CS 322: Natural Language Processing
Part-of-speech tagging
Due 5:00PM Monday, November 22. Hand in your code, data, and report
to your Courses hand-in folder.
You may work with a partner on this assignment.
For this assignment, you will implement and test a Hidden Markov Model-based
part-of-speech tagger, as discussed in class and in Section 5.5 of the
textbook. Follow this outline:
- Familiarize yourself with the Penn Treebank Project's part-of-speech
tag set. See p. 131 of your textbook. If you want a more detailed
discussion of this tag set, visit the
Penn Treebank Project site
and grab the detailed
description of the tag set.
- Choose some tagged data available on-line to
train a Hidden Markov Model for part-of-speech tagging. You can
find likely candidates by looking at the Brown Corpus links
at the
NLTK website. Make sure to save some data for testing your
model.
- Run your HMM as a part-of-speech tagger on your test data.

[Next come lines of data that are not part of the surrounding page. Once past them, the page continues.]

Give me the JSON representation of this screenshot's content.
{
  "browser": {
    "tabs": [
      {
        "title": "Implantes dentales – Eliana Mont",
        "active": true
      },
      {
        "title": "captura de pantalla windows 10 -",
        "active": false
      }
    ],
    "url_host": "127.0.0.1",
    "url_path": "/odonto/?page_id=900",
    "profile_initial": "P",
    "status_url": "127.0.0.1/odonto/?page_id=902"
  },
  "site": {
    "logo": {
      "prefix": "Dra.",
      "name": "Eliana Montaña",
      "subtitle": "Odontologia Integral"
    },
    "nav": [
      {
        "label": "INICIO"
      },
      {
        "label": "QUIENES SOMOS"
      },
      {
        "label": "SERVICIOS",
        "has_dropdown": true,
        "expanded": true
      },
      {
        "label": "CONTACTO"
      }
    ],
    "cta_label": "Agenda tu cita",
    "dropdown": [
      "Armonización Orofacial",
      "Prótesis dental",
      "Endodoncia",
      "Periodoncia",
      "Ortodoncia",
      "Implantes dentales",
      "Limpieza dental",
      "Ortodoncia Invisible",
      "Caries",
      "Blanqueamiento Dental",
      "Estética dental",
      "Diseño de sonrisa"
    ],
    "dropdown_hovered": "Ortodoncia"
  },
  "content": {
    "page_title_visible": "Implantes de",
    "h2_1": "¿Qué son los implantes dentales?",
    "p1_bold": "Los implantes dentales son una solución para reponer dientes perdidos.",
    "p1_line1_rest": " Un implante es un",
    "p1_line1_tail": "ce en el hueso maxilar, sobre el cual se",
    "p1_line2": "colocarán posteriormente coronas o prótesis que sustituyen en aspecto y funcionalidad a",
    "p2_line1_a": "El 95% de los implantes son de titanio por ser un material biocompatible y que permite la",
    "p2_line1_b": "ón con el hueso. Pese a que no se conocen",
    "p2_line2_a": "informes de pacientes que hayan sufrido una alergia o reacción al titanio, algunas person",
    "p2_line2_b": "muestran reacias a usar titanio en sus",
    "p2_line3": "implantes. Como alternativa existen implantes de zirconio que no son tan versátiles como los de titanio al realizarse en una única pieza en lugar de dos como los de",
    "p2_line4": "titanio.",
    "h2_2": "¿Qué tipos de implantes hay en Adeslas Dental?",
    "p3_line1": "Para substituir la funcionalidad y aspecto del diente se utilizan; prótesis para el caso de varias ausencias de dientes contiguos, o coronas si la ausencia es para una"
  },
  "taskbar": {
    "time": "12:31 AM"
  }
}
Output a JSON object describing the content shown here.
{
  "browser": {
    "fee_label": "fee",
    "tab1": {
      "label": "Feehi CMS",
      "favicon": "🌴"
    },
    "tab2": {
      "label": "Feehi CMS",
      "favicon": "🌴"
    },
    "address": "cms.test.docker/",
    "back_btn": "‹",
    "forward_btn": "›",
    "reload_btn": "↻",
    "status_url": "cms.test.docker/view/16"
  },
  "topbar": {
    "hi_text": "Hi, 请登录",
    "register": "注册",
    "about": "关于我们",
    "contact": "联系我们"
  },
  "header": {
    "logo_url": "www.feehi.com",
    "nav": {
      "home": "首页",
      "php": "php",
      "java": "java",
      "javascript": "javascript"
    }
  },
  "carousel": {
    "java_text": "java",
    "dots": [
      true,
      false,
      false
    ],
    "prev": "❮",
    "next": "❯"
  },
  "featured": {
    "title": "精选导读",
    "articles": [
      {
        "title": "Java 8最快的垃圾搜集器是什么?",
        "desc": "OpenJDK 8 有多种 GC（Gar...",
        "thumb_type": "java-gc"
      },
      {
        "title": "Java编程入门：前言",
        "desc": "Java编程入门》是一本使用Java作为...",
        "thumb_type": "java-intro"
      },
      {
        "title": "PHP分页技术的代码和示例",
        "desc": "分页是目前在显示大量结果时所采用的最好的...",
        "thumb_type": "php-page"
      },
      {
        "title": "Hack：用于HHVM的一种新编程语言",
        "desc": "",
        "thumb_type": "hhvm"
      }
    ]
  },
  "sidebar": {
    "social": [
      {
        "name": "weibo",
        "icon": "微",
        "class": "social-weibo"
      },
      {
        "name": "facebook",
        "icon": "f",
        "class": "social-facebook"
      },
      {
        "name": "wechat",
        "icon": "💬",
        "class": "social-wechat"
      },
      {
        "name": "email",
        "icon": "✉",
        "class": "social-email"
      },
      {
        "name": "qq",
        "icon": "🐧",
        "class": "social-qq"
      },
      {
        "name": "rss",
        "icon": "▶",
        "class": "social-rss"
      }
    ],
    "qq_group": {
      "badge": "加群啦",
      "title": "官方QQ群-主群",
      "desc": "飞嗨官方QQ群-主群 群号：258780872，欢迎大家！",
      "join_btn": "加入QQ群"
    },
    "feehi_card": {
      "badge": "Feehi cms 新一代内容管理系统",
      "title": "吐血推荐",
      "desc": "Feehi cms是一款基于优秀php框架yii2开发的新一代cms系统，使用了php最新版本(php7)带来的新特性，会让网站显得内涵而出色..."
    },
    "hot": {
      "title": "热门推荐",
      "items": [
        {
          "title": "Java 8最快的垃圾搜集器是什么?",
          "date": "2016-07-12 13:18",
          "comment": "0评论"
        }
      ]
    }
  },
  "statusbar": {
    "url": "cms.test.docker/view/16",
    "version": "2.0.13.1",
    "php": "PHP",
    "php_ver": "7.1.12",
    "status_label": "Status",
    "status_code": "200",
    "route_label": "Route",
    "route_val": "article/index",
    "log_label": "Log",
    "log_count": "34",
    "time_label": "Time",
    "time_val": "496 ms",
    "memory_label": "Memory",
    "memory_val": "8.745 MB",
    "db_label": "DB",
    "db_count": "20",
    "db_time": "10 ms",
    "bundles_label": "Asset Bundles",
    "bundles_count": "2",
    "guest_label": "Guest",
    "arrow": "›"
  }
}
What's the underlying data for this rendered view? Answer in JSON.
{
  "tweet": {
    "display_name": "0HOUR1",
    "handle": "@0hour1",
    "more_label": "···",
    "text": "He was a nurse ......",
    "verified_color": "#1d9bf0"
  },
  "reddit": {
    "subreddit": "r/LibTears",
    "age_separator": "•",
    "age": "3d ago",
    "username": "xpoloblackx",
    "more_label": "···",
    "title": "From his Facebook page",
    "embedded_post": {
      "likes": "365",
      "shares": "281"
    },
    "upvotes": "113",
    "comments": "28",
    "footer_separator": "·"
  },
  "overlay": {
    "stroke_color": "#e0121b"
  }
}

- Put your report in a readme.txt file. Your report should include:
- A description of how you initialized your HMM.
- A brief description of the code you used to build your
part-of-speech tagger and how to use it.
- A list of your test sentences, showing their correct
taggings and the taggings produced by your tagger.
- The accuracy of your tagger. That is, the ratio between
the number of words your tagger tagged correctly and the
total number words in your test set.
You might find this spreadsheet HMM
useful, or maybe not.